电视剧《咖啡乌》将邻里咖啡店形容为小市民的情感联络站,那年当杂志记者,在该电视剧新闻发布的记者会,听巫启贤唱这首淳朴快意的本地创作,涌起的是一幅人声热闹沸腾的画面——穿红蓝间纹棉布长裤、白圆领、短袖凉衫冲泡南洋咖啡的阿叔,用沸水将白瓷杯烫热,再将昨日在大铁圆筒里滚动烤香、研磨粉碎的咖啡粉放入布袋内,用长嘴铜壶内琥珀色液体倾入釉印中式花草的白瓷杯子里,热气氤氲,徐徐冒起南洋特有的沁人香味;——炭烤面包的麦香气,浮在白瓷碟上两颗小太阳,半生熟鸡蛋温柔地接纳黑酱油和白胡椒粉的加持,给舌尖添味。

这一份早餐的滋味,普罗大众清晨醒来后的滋养。当时视作人间美味的咖啡室早餐,家贫没钱享受。

妈妈递过一个中型搪瓷小容器,和两角钱给哥哥或弟弟去咖啡店,带回一壶浓黑的咖啡乌,到家后灌入适量沸水,冲稀的咖啡乌,南洋咖啡香犹四散飘溢,一家老少的提神饮料。

河水山大牌6号角头的咖啡店,金漆字黑木板上书“南洋”两个大字。南洋咖啡,贴合店名和买卖。南洋,这两个字于我,不只是琥珀色流体的滋养,更是丰盈精神滋养,一份报纸给予南洋土生土长的文化素质,念念不忘的今世情缘。

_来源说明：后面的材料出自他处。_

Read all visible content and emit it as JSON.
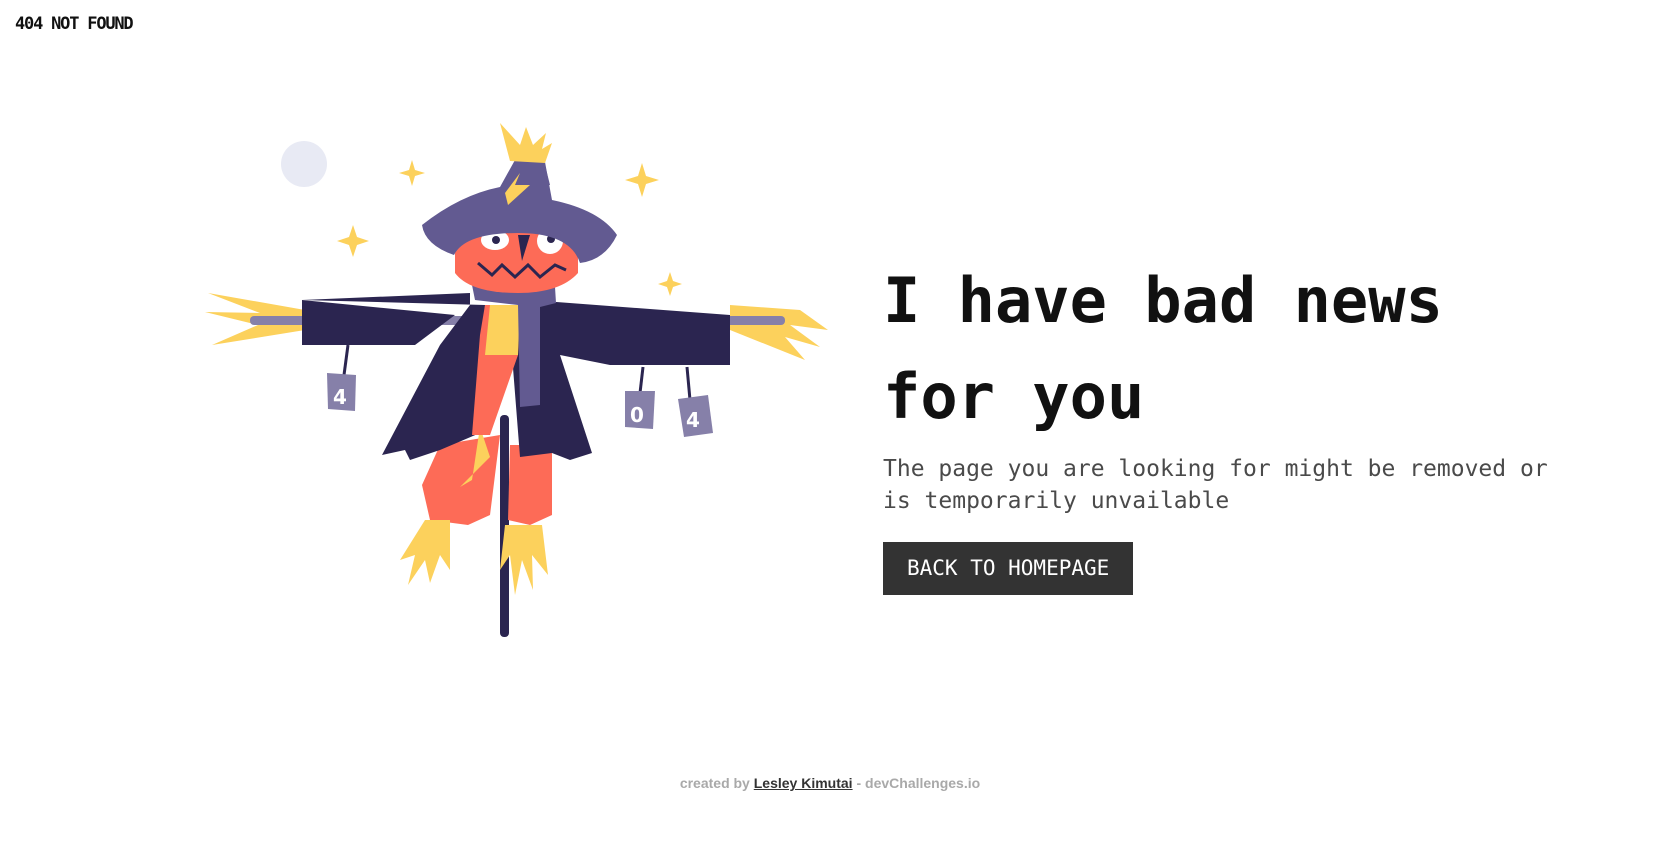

其时,家里没钱订报纸,上了中学,投稿《南洋商报》学生园地《学府春秋》,要知道有没有被主编刊用,逢栏目刊登日,一清早到南洋咖啡店去,不是买咖啡,是借店里的免费报刊瞄一眼《学府春秋》,当看到“粲粲”两字出现,登时无比雀跃,内心暗喜,却害怕让进食的邻居瞧见,急急跑回家,再将消息告诉大姐夫,请他买当日《南洋商报》让我剪报。

某日黄昏,特意回河水山老家走一趟,多年不见,南洋咖啡店变了样。吴纬若书法家笔力厚重的“南洋”金漆匾牌,换作塑料彩印招牌“河水海鲜园”。昔日客似云来,眼前门可罗雀。两位腰壮粗腩的中年汉子在闲聊瞎磕。泡咖啡的铜壶和布袋,已被快捷冲泡饮料的热水器取代,小时候最爱吃的福建卤面、虾面,变成一盘盘冰冷杂菜饭。